By Prof. Josephine McDonagh, Professor of Nineteenth Century Literature and Dr Rowan Boyson, Lecturer in English Literature
How might the humanities contribute to an understanding of the current refugee ‘crisis’? That was the general question that generated the informal session of staff and researchers in the English Department held on 10th February, 2016.
We invited colleagues whose current work speaks in some way to issues around migration to make a short presentation on it, using a piece of text, an image or an object as a focal point. Many people offered to participate, and for this session we selected four to talk on topics ranging across history, languages, and nation. Pat Palmer spoke about her research project on the Irish Jesuits who fled to South America in the 17th century after English colonisation of Ireland, and the problems that she faces in just tracking down and accounting for her subjects as they disappear in history.
Palmer spoke about the problems that she faces in tracking down her subjects as they disappear in history.
She presented translations of memoirs, reports and letters through which individuals can barely be glimpsed, yet revealing in the process the richness of her material, and the vividness of these accounts of cultures being made and unmade. Paul Gilroy presented a passage from the German philosopher Hans Blumenberg, Shipwreck with Spectator (1979), and related it to an extraordinary Associated Press photograph of the rescue of an Eritrean woman, Wegasi Nebiat, by the army sergeant Antonis Deligiorgis from the sea following a shipwreck on the shores of Rhodes. For Blumenberg the accidental arrival of the foreigner on the shore provides a metaphor for ‘an initial philosophical experience’. Paul discussed heroism (or rather contempt for it) and the ‘liquidity’of European history in relation to his new work on the possibility of a re-enchanted humanism and what he is calling the ‘banality of good’. Rowan Boyson presented an extract from the Romantic poet Charlotte Smith’s long poem, The Emigrants, about the thousands of French emigrés who came to Britain during the French Revolution.

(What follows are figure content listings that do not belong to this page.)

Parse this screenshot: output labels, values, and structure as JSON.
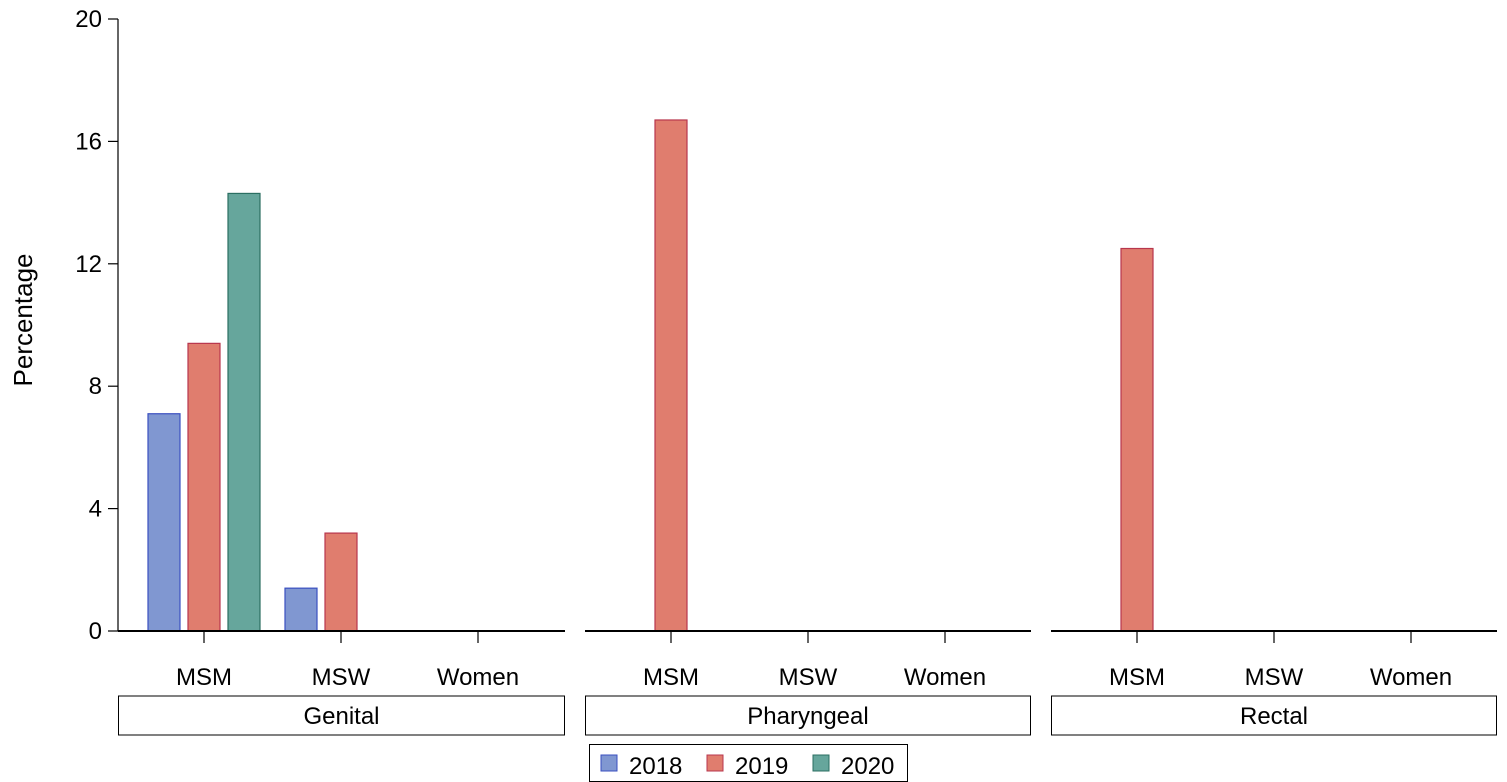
{
  "chart_data": {
    "type": "bar",
    "ylabel": "Percentage",
    "ylim": [
      0,
      20
    ],
    "yticks": [
      0,
      4,
      8,
      12,
      16,
      20
    ],
    "categories": [
      "MSM",
      "MSW",
      "Women"
    ],
    "facets": [
      {
        "name": "Genital",
        "series": [
          {
            "name": "2018",
            "values": [
              7.1,
              1.4,
              0
            ]
          },
          {
            "name": "2019",
            "values": [
              9.4,
              3.2,
              0
            ]
          },
          {
            "name": "2020",
            "values": [
              14.3,
              0,
              0
            ]
          }
        ]
      },
      {
        "name": "Pharyngeal",
        "series": [
          {
            "name": "2018",
            "values": [
              0,
              0,
              0
            ]
          },
          {
            "name": "2019",
            "values": [
              16.7,
              0,
              0
            ]
          },
          {
            "name": "2020",
            "values": [
              0,
              0,
              0
            ]
          }
        ]
      },
      {
        "name": "Rectal",
        "series": [
          {
            "name": "2018",
            "values": [
              0,
              0,
              0
            ]
          },
          {
            "name": "2019",
            "values": [
              12.5,
              0,
              0
            ]
          },
          {
            "name": "2020",
            "values": [
              0,
              0,
              0
            ]
          }
        ]
      }
    ],
    "legend": {
      "placement": "bottom",
      "entries": [
        "2018",
        "2019",
        "2020"
      ]
    },
    "colors": {
      "2018": {
        "fill": "#8097d1",
        "stroke": "#3a4fc0"
      },
      "2019": {
        "fill": "#e07d6e",
        "stroke": "#b8364d"
      },
      "2020": {
        "fill": "#66a69c",
        "stroke": "#2b6f62"
      }
    },
    "grid": false
  }
}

Rowan explained that the vocabulary that emerged to speak about moving encoded more than its simple fact, but rather also religious and political difference, and highlighted the poem’s dramatization of empathy and disagreement, identity and rejection.

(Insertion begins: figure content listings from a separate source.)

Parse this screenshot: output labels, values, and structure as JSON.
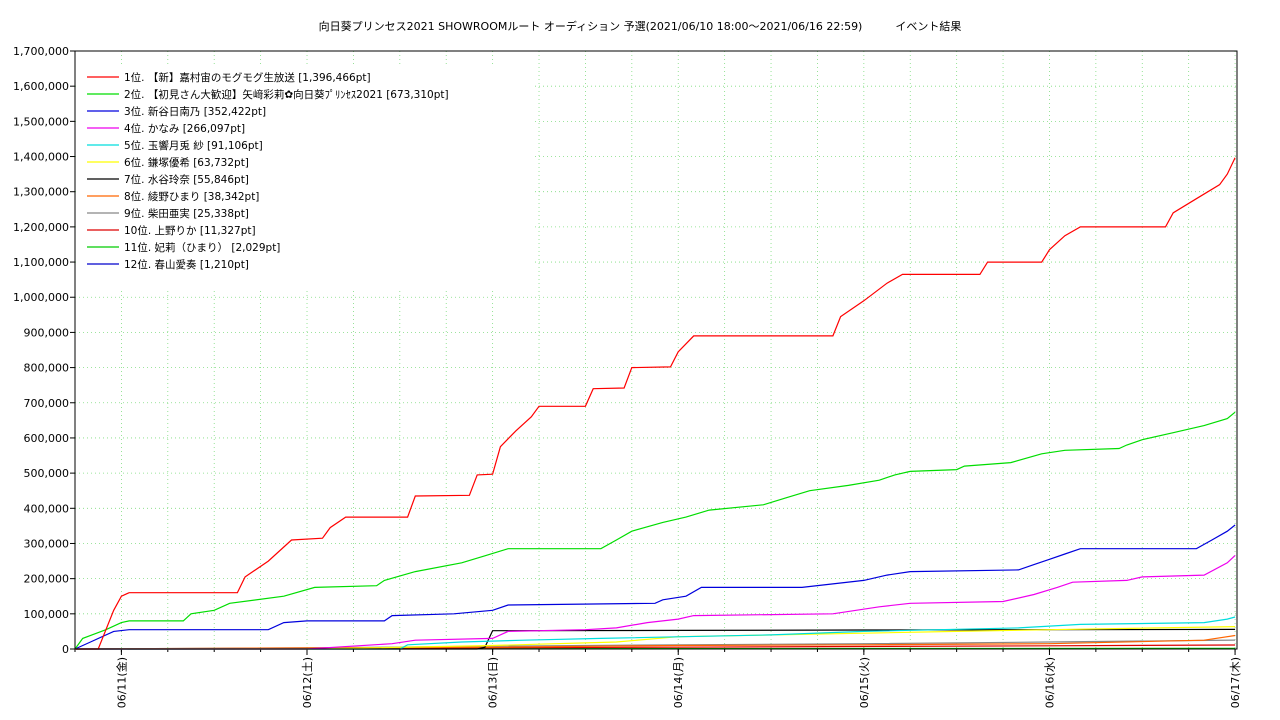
{
  "chart_data": {
    "type": "line",
    "title": "向日葵プリンセス2021 SHOWROOMルート オーディション 予選(2021/06/10 18:00～2021/06/16 22:59)　　　イベント結果",
    "xlabel": "",
    "ylabel": "",
    "ylim": [
      0,
      1700000
    ],
    "yticks": [
      "0",
      "100,000",
      "200,000",
      "300,000",
      "400,000",
      "500,000",
      "600,000",
      "700,000",
      "800,000",
      "900,000",
      "1,000,000",
      "1,100,000",
      "1,200,000",
      "1,300,000",
      "1,400,000",
      "1,500,000",
      "1,600,000",
      "1,700,000"
    ],
    "xlim": [
      "2021-06-10 18:00",
      "2021-06-17 00:00"
    ],
    "xticks": [
      "06/11(金)",
      "06/12(土)",
      "06/13(日)",
      "06/14(月)",
      "06/15(火)",
      "06/16(水)",
      "06/17(木)"
    ],
    "grid": true,
    "legend_position": "top-left",
    "series": [
      {
        "name": "1位. 【新】嘉村宙のモグモグ生放送 [1,396,466pt]",
        "color": "#ff0000",
        "points": [
          [
            "06/10 18:00",
            0
          ],
          [
            "06/10 21:00",
            0
          ],
          [
            "06/10 23:00",
            110000
          ],
          [
            "06/11 00:00",
            150000
          ],
          [
            "06/11 01:00",
            160000
          ],
          [
            "06/11 15:00",
            160000
          ],
          [
            "06/11 16:00",
            205000
          ],
          [
            "06/11 19:00",
            250000
          ],
          [
            "06/11 22:00",
            310000
          ],
          [
            "06/12 02:00",
            315000
          ],
          [
            "06/12 03:00",
            345000
          ],
          [
            "06/12 05:00",
            375000
          ],
          [
            "06/12 13:00",
            375000
          ],
          [
            "06/12 14:00",
            435000
          ],
          [
            "06/12 21:00",
            437000
          ],
          [
            "06/12 22:00",
            495000
          ],
          [
            "06/13 00:00",
            497000
          ],
          [
            "06/13 01:00",
            575000
          ],
          [
            "06/13 03:00",
            620000
          ],
          [
            "06/13 05:00",
            660000
          ],
          [
            "06/13 06:00",
            690000
          ],
          [
            "06/13 12:00",
            690000
          ],
          [
            "06/13 13:00",
            740000
          ],
          [
            "06/13 17:00",
            742000
          ],
          [
            "06/13 18:00",
            800000
          ],
          [
            "06/13 23:00",
            802000
          ],
          [
            "06/14 00:00",
            845000
          ],
          [
            "06/14 02:00",
            890000
          ],
          [
            "06/14 20:00",
            890000
          ],
          [
            "06/14 21:00",
            945000
          ],
          [
            "06/15 00:00",
            990000
          ],
          [
            "06/15 03:00",
            1040000
          ],
          [
            "06/15 05:00",
            1065000
          ],
          [
            "06/15 15:00",
            1065000
          ],
          [
            "06/15 16:00",
            1100000
          ],
          [
            "06/15 23:00",
            1100000
          ],
          [
            "06/16 00:00",
            1135000
          ],
          [
            "06/16 02:00",
            1175000
          ],
          [
            "06/16 04:00",
            1200000
          ],
          [
            "06/16 15:00",
            1200000
          ],
          [
            "06/16 16:00",
            1240000
          ],
          [
            "06/16 19:00",
            1280000
          ],
          [
            "06/16 22:00",
            1320000
          ],
          [
            "06/16 23:00",
            1350000
          ],
          [
            "06/17 00:00",
            1396466
          ]
        ]
      },
      {
        "name": "2位. 【初見さん大歓迎】矢﨑彩莉✿向日葵ﾌﾟﾘﾝｾｽ2021 [673,310pt]",
        "color": "#00dd00",
        "points": [
          [
            "06/10 18:00",
            0
          ],
          [
            "06/10 19:00",
            30000
          ],
          [
            "06/10 22:00",
            55000
          ],
          [
            "06/11 00:00",
            75000
          ],
          [
            "06/11 01:00",
            80000
          ],
          [
            "06/11 08:00",
            80000
          ],
          [
            "06/11 09:00",
            100000
          ],
          [
            "06/11 12:00",
            110000
          ],
          [
            "06/11 14:00",
            130000
          ],
          [
            "06/11 21:00",
            150000
          ],
          [
            "06/12 01:00",
            175000
          ],
          [
            "06/12 09:00",
            180000
          ],
          [
            "06/12 10:00",
            195000
          ],
          [
            "06/12 14:00",
            220000
          ],
          [
            "06/12 20:00",
            245000
          ],
          [
            "06/12 23:00",
            265000
          ],
          [
            "06/13 02:00",
            285000
          ],
          [
            "06/13 14:00",
            285000
          ],
          [
            "06/13 16:00",
            310000
          ],
          [
            "06/13 18:00",
            335000
          ],
          [
            "06/13 22:00",
            360000
          ],
          [
            "06/14 01:00",
            375000
          ],
          [
            "06/14 04:00",
            395000
          ],
          [
            "06/14 11:00",
            410000
          ],
          [
            "06/14 14:00",
            430000
          ],
          [
            "06/14 17:00",
            450000
          ],
          [
            "06/14 22:00",
            465000
          ],
          [
            "06/15 02:00",
            480000
          ],
          [
            "06/15 04:00",
            495000
          ],
          [
            "06/15 06:00",
            505000
          ],
          [
            "06/15 12:00",
            510000
          ],
          [
            "06/15 13:00",
            520000
          ],
          [
            "06/15 19:00",
            530000
          ],
          [
            "06/15 23:00",
            555000
          ],
          [
            "06/16 02:00",
            565000
          ],
          [
            "06/16 09:00",
            570000
          ],
          [
            "06/16 10:00",
            580000
          ],
          [
            "06/16 12:00",
            595000
          ],
          [
            "06/16 16:00",
            615000
          ],
          [
            "06/16 20:00",
            635000
          ],
          [
            "06/16 23:00",
            655000
          ],
          [
            "06/17 00:00",
            673310
          ]
        ]
      },
      {
        "name": "3位. 新谷日南乃 [352,422pt]",
        "color": "#0000dd",
        "points": [
          [
            "06/10 18:00",
            0
          ],
          [
            "06/10 20:00",
            20000
          ],
          [
            "06/10 23:00",
            50000
          ],
          [
            "06/11 01:00",
            55000
          ],
          [
            "06/11 19:00",
            55000
          ],
          [
            "06/11 21:00",
            75000
          ],
          [
            "06/12 00:00",
            80000
          ],
          [
            "06/12 10:00",
            80000
          ],
          [
            "06/12 11:00",
            95000
          ],
          [
            "06/12 19:00",
            100000
          ],
          [
            "06/13 00:00",
            110000
          ],
          [
            "06/13 02:00",
            125000
          ],
          [
            "06/13 21:00",
            130000
          ],
          [
            "06/13 22:00",
            140000
          ],
          [
            "06/14 01:00",
            150000
          ],
          [
            "06/14 03:00",
            175000
          ],
          [
            "06/14 16:00",
            175000
          ],
          [
            "06/14 20:00",
            185000
          ],
          [
            "06/15 00:00",
            195000
          ],
          [
            "06/15 03:00",
            210000
          ],
          [
            "06/15 06:00",
            220000
          ],
          [
            "06/15 20:00",
            225000
          ],
          [
            "06/15 22:00",
            240000
          ],
          [
            "06/16 00:00",
            255000
          ],
          [
            "06/16 02:00",
            270000
          ],
          [
            "06/16 04:00",
            285000
          ],
          [
            "06/16 19:00",
            285000
          ],
          [
            "06/16 21:00",
            310000
          ],
          [
            "06/16 23:00",
            335000
          ],
          [
            "06/17 00:00",
            352422
          ]
        ]
      },
      {
        "name": "4位. かなみ [266,097pt]",
        "color": "#ee00ee",
        "points": [
          [
            "06/10 18:00",
            0
          ],
          [
            "06/12 00:00",
            0
          ],
          [
            "06/12 11:00",
            15000
          ],
          [
            "06/12 14:00",
            25000
          ],
          [
            "06/13 00:00",
            30000
          ],
          [
            "06/13 02:00",
            50000
          ],
          [
            "06/13 12:00",
            55000
          ],
          [
            "06/13 16:00",
            60000
          ],
          [
            "06/13 20:00",
            75000
          ],
          [
            "06/14 00:00",
            85000
          ],
          [
            "06/14 02:00",
            95000
          ],
          [
            "06/14 20:00",
            100000
          ],
          [
            "06/15 02:00",
            120000
          ],
          [
            "06/15 06:00",
            130000
          ],
          [
            "06/15 18:00",
            135000
          ],
          [
            "06/15 22:00",
            155000
          ],
          [
            "06/16 01:00",
            175000
          ],
          [
            "06/16 03:00",
            190000
          ],
          [
            "06/16 10:00",
            195000
          ],
          [
            "06/16 12:00",
            205000
          ],
          [
            "06/16 20:00",
            210000
          ],
          [
            "06/16 23:00",
            245000
          ],
          [
            "06/17 00:00",
            266097
          ]
        ]
      },
      {
        "name": "5位. 玉響月兎 紗 [91,106pt]",
        "color": "#00dddd",
        "points": [
          [
            "06/10 18:00",
            0
          ],
          [
            "06/12 12:00",
            0
          ],
          [
            "06/12 13:00",
            12000
          ],
          [
            "06/12 20:00",
            20000
          ],
          [
            "06/13 04:00",
            25000
          ],
          [
            "06/13 14:00",
            30000
          ],
          [
            "06/14 12:00",
            40000
          ],
          [
            "06/15 00:00",
            50000
          ],
          [
            "06/15 20:00",
            60000
          ],
          [
            "06/16 00:00",
            65000
          ],
          [
            "06/16 04:00",
            70000
          ],
          [
            "06/16 20:00",
            75000
          ],
          [
            "06/16 23:00",
            85000
          ],
          [
            "06/17 00:00",
            91106
          ]
        ]
      },
      {
        "name": "6位. 鎌塚優希 [63,732pt]",
        "color": "#ffff00",
        "points": [
          [
            "06/10 18:00",
            0
          ],
          [
            "06/12 00:00",
            0
          ],
          [
            "06/13 00:00",
            10000
          ],
          [
            "06/13 16:00",
            20000
          ],
          [
            "06/14 00:00",
            35000
          ],
          [
            "06/15 00:00",
            45000
          ],
          [
            "06/15 12:00",
            50000
          ],
          [
            "06/16 00:00",
            55000
          ],
          [
            "06/17 00:00",
            63732
          ]
        ]
      },
      {
        "name": "7位. 水谷玲奈 [55,846pt]",
        "color": "#000000",
        "points": [
          [
            "06/10 18:00",
            0
          ],
          [
            "06/12 22:00",
            0
          ],
          [
            "06/12 23:00",
            5000
          ],
          [
            "06/13 00:00",
            52000
          ],
          [
            "06/14 00:00",
            53000
          ],
          [
            "06/15 00:00",
            54000
          ],
          [
            "06/16 00:00",
            55000
          ],
          [
            "06/17 00:00",
            55846
          ]
        ]
      },
      {
        "name": "8位. 綾野ひまり [38,342pt]",
        "color": "#ff6600",
        "points": [
          [
            "06/10 18:00",
            0
          ],
          [
            "06/11 12:00",
            2000
          ],
          [
            "06/13 00:00",
            5000
          ],
          [
            "06/14 00:00",
            10000
          ],
          [
            "06/15 00:00",
            12000
          ],
          [
            "06/16 00:00",
            15000
          ],
          [
            "06/16 20:00",
            25000
          ],
          [
            "06/17 00:00",
            38342
          ]
        ]
      },
      {
        "name": "9位. 柴田亜実 [25,338pt]",
        "color": "#888888",
        "points": [
          [
            "06/10 18:00",
            0
          ],
          [
            "06/12 00:00",
            3000
          ],
          [
            "06/13 00:00",
            8000
          ],
          [
            "06/14 00:00",
            12000
          ],
          [
            "06/15 00:00",
            15000
          ],
          [
            "06/16 00:00",
            20000
          ],
          [
            "06/17 00:00",
            25338
          ]
        ]
      },
      {
        "name": "10位. 上野りか [11,327pt]",
        "color": "#dd0000",
        "points": [
          [
            "06/10 18:00",
            0
          ],
          [
            "06/12 00:00",
            2000
          ],
          [
            "06/14 00:00",
            5000
          ],
          [
            "06/16 00:00",
            9000
          ],
          [
            "06/17 00:00",
            11327
          ]
        ]
      },
      {
        "name": "11位. 妃莉（ひまり） [2,029pt]",
        "color": "#00cc00",
        "points": [
          [
            "06/10 18:00",
            0
          ],
          [
            "06/13 00:00",
            800
          ],
          [
            "06/17 00:00",
            2029
          ]
        ]
      },
      {
        "name": "12位. 春山愛奏 [1,210pt]",
        "color": "#0000cc",
        "points": [
          [
            "06/10 18:00",
            0
          ],
          [
            "06/13 00:00",
            500
          ],
          [
            "06/17 00:00",
            1210
          ]
        ]
      }
    ]
  }
}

“Exile” represents modes of dispossession: Dalit expulsion from land, their lack of rights, their invisibility.
Sejal Sutaria presented a short poem by the Indian poet, Neerav Patel, ‘Exiled Flowers’, which replaces the word ‘Dhed’ (derogatory word for Dalit, untouchables) with flowers, and related it to Judith Butler’s ideas of dispossession. Here ‘exile’ represents modes of dispossession: Dalit expulsion from land, their lack of rights, their invisibility. All four presentations pressed hard on the meanings of ‘migrant’, and questions of metaphor (including the metaphorical exile outlined by Adorno and Said), translation, possession, surrogacy, and humanity.

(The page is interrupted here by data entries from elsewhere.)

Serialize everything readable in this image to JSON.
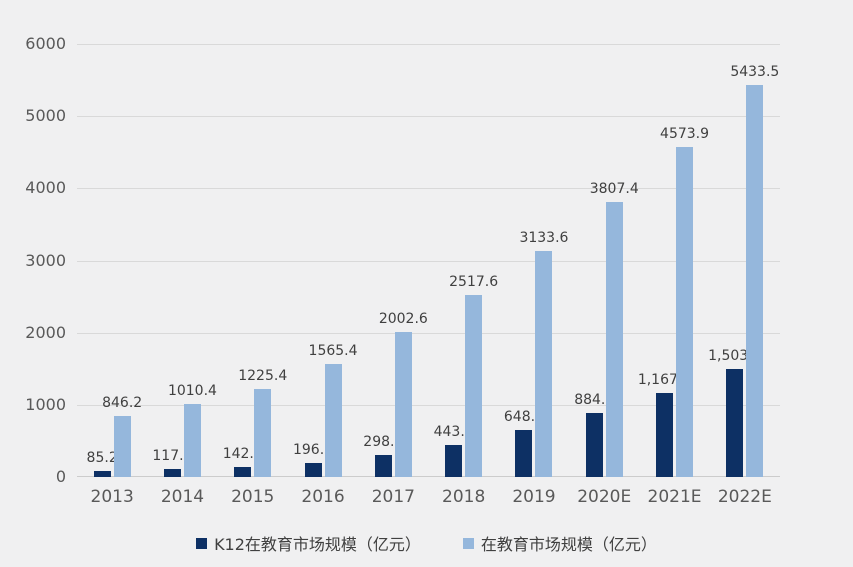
{
  "chart_data": {
    "type": "bar",
    "categories": [
      "2013",
      "2014",
      "2015",
      "2016",
      "2017",
      "2018",
      "2019",
      "2020E",
      "2021E",
      "2022E"
    ],
    "series": [
      {
        "name": "K12在教育市场规模（亿元）",
        "color": "#0d3064",
        "values": [
          85.2,
          117.1,
          142.2,
          196.7,
          298.7,
          443.2,
          648.8,
          884.3,
          1167.4,
          1503.4
        ],
        "labels": [
          "85.2",
          "117.1",
          "142.2",
          "196.7",
          "298.7",
          "443.2",
          "648.8",
          "884.3",
          "1,167.4",
          "1,503.4"
        ]
      },
      {
        "name": "在教育市场规模（亿元）",
        "color": "#95b7dc",
        "values": [
          846.2,
          1010.4,
          1225.4,
          1565.4,
          2002.6,
          2517.6,
          3133.6,
          3807.4,
          4573.9,
          5433.5
        ],
        "labels": [
          "846.2",
          "1010.4",
          "1225.4",
          "1565.4",
          "2002.6",
          "2517.6",
          "3133.6",
          "3807.4",
          "4573.9",
          "5433.5"
        ]
      }
    ],
    "ylim": [
      0,
      6000
    ],
    "yticks": [
      0,
      1000,
      2000,
      3000,
      4000,
      5000,
      6000
    ],
    "ytick_labels": [
      "0",
      "1000",
      "2000",
      "3000",
      "4000",
      "5000",
      "6000"
    ],
    "grid": true,
    "legend_position": "bottom"
  },
  "style": {
    "background": "#f0f0f1",
    "gridline_color": "#d9d9d9",
    "baseline_color": "#cccccc",
    "axis_label_color": "#595959",
    "data_label_color": "#404040",
    "legend_label_color": "#404040"
  }
}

In this our first meeting the topic was deliberately kept wide. It enabled us to reflect on the differences – as well as continuities – between experiences of exile and movement, and the ways in which they are represented in literature and elsewhere; and the matters for which they are appropriate to represent. So rich was the discussion, which also involved many other colleagues working on related topics, that we have decided to hold a follow up session. We will take up the questions again in Refugees and Migrants II – details to be announced.